BERITASIBER.COM | SUMENEP — Polemik dana hibah Rp200 juta untuk program pengembangan kapasitas pembudidaya ikan kecil di Desa Kertasada, Kecamatan Kalianget, Kabupaten Sumenep, kian melebar. Setelah muncul dugaan pemalsuan tanda tangan kepala desa dalam proposal pengajuan, kini sorotan mengarah pada lemahnya pengawasan, bahkan dugaan adanya permainan terselubung dalam proses audit.

Kepala Desa Kertasada menegaskan kembali bahwa dirinya sama sekali tidak mengetahui keberadaan program tersebut. Ia mengaku tidak pernah dilibatkan, tidak menerima proposal, dan tidak pernah membubuhkan tanda tangan dalam dokumen pengajuan dana hibah tahun anggaran 2024 itu.

Scroll Untuk Lanjut Membaca

“Saya pastikan tidak pernah ada proposal yang masuk ke saya, tidak ada permintaan tanda tangan, dan saya tidak tahu-menahu soal program ini. Kalau ada tanda tangan atas nama saya, besar kemungkinan itu dipalsukan,” tegasnya.

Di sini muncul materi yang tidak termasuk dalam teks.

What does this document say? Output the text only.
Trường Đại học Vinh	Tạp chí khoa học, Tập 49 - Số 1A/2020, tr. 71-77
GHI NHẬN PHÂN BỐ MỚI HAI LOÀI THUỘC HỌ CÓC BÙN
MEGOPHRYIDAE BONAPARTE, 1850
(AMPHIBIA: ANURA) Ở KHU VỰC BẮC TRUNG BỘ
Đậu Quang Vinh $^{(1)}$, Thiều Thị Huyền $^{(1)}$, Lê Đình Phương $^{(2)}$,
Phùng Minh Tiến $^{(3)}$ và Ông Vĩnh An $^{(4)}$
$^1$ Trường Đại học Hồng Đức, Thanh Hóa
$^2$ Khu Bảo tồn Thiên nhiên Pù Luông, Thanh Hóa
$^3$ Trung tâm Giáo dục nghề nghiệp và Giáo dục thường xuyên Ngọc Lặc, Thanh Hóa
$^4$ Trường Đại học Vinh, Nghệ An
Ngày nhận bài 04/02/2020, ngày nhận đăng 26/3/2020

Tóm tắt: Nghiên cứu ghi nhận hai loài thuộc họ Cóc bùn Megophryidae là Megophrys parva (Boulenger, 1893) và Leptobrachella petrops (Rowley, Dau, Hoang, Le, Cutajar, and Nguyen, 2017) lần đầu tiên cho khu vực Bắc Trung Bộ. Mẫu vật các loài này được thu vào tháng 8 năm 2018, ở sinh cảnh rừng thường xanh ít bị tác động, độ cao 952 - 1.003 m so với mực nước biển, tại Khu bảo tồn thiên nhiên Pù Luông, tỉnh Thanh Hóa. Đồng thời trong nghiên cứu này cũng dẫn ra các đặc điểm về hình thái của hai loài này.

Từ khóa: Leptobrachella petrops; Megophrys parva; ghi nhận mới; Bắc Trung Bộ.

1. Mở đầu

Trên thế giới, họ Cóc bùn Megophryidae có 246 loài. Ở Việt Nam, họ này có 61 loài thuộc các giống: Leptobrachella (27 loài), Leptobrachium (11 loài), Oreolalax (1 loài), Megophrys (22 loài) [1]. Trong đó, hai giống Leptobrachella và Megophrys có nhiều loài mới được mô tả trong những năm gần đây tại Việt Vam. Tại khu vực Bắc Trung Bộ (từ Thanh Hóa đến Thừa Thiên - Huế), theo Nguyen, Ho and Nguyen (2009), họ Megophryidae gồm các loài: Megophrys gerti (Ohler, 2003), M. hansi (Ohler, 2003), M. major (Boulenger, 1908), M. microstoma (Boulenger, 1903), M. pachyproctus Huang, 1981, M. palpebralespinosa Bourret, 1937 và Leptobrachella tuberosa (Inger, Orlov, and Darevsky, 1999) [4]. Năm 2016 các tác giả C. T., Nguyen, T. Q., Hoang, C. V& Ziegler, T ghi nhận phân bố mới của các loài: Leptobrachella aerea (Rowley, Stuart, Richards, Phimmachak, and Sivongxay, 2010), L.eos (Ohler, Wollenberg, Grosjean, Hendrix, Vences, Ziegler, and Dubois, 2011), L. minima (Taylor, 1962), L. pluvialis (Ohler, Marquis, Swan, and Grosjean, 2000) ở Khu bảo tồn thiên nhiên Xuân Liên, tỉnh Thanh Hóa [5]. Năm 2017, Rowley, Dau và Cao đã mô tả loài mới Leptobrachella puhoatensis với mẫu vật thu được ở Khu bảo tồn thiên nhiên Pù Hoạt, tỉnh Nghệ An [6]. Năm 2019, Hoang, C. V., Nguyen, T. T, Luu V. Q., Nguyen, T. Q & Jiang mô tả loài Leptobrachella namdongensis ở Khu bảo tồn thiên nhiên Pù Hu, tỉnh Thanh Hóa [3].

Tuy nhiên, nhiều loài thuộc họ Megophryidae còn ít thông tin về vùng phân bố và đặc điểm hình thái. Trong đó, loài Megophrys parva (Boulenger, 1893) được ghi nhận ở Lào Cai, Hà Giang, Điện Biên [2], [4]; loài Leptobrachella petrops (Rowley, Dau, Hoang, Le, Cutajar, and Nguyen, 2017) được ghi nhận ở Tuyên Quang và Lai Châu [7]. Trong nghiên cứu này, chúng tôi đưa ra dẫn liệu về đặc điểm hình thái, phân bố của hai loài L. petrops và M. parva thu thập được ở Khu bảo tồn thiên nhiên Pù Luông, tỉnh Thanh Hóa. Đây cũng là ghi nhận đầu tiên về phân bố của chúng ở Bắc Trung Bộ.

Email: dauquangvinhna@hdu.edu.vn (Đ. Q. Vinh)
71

Pernyataan tersebut justru memunculkan pertanyaan lanjutan yang lebih serius. Pasalnya, program hibah tersebut tercatat sebagai kegiatan tahun 2024, yang secara prosedural seharusnya telah melalui audit Inspektorat Kabupaten Sumenep. Fakta bahwa dugaan pemalsuan bisa lolos hingga tahap pencairan dan audit, memicu kecurigaan publik.

Sejumlah pihak menilai, mustahil proposal bernilai ratusan juta rupiah bisa berjalan tanpa adanya “kelonggaran sistemik” dalam proses verifikasi. Mulai dari keabsahan pokmas, rekomendasi desa, hingga pemeriksaan administrasi oleh dinas teknis dan inspektorat.

“Kalau kepala desa saja tidak tahu, lalu siapa yang diverifikasi? Ini bukan sekadar kelalaian administratif, tapi mengarah pada dugaan pembiaran, bahkan potensi kongkalikong,” ujar Zainul aktivis Sumenep.